Anomalisa was the brainchild of director Charlie Kaufman. He originally wrote it as a ‘sound play’, which I must confess I had never heard of before researching this film. I didn’t know people went to plays just to hear dialogue? Cool.
So, eventually Kaufman decided to put up a kickstarter for an Anomalisa short and the decision was made to use puppets and change it to feature length film. The puppets were made using 3D printers and 18 Michaels and 6 Lisas were designed. There are only 3 vocal performances in Anomalisa- Michael (David Thewlis), Lisa (Jennifer Jason Leigh), Everyone else (Tom Noonan).
According to Kaufman the goal of the film was to “forget they were looking at something animated and just get wrapped up in the scene,” further explaining that “the challenge we felt with so much animated stuff is that you’re always conscious of the animation, and we kept asking, ‘What if we could escape that? What would it be like?”
After viewing the film several times I would say they achieved their goals. The animation in Anomalisa is gorgeous. I’m a huge stop motion junkie and to see the fluidity and expressions of the characters is remarkable. Also it has this unique mix of artistry and realism that I haven’t seen before. Like there are times when you forget you are watching stop motion but then the lines around the characters faces remind you. So at one moment you are both immersed in the world and reminded it is art. I don’t know if that makes sense but there is definitely that dichotomy in the art design.
The main story behind Anomalisa is it’s about a man named Michael who is traveling to Cincinnati to deliver a speech on his book on customer service. To Michael everyone appears, even sounds the same. The world has become streamlined and boring and he has lost hope in anything but a robot-like existence.
He ends up making his way to his hotel, briefly having dinner with an old flame and then meeting a woman named Lisa who has come to hear him speak. She fascinates Michael because of a scar on her face and something different in her demeanor and personality. As they get to know each other better he refers to her as Anomalisa (an anomaly named Lisa).

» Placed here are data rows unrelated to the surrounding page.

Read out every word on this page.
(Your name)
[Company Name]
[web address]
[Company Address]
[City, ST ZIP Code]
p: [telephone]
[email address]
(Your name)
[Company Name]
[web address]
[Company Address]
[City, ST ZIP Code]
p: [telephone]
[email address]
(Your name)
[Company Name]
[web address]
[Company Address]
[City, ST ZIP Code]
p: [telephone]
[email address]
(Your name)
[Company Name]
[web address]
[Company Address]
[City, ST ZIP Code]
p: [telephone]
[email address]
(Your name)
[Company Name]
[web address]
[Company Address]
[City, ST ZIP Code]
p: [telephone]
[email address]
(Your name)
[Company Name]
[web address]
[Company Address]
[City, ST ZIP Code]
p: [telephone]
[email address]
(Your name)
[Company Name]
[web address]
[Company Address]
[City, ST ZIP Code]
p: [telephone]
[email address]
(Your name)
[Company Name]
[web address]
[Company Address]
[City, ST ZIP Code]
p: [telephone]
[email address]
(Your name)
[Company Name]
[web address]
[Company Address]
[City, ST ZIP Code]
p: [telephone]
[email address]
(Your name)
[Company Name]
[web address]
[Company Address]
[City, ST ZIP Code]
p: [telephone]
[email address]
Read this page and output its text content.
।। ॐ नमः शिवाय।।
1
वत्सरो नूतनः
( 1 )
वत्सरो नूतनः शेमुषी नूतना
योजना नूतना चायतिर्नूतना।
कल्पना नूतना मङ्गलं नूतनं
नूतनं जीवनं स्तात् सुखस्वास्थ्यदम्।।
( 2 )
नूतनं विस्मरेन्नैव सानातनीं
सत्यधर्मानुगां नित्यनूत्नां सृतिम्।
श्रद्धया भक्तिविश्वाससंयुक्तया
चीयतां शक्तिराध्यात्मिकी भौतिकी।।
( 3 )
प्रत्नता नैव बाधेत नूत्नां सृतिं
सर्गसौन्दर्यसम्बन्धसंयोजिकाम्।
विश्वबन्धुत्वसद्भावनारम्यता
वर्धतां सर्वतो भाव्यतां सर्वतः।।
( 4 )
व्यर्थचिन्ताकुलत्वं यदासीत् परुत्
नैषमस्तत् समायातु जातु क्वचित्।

They become more intimate and then the story plays out more or less how you might predict.
So, let’s address the elephant in the room. As someone who doesn’t usually watch a lot of rated R content, there was a lot in Anomalisa I had to skip over. That is why I didn’t feel I could give it a true ‘review’. I skipped at least 20 minutes of the film. The sensuality and language in Anomalisa is extremely strong. Even with skipping I was still shocked at how R rated it truly is.
I actually think this is more than just a moral problem with the film. The first 2/3rd you have interesting character development and then the final act with all the sexuality becomes kind of expected and one note. I wonder if being sexually daring may have created a distraction on the core story and message? Needless to say, I didn’t feel I missed anything by skipping over it and if that’s the case was it really that important?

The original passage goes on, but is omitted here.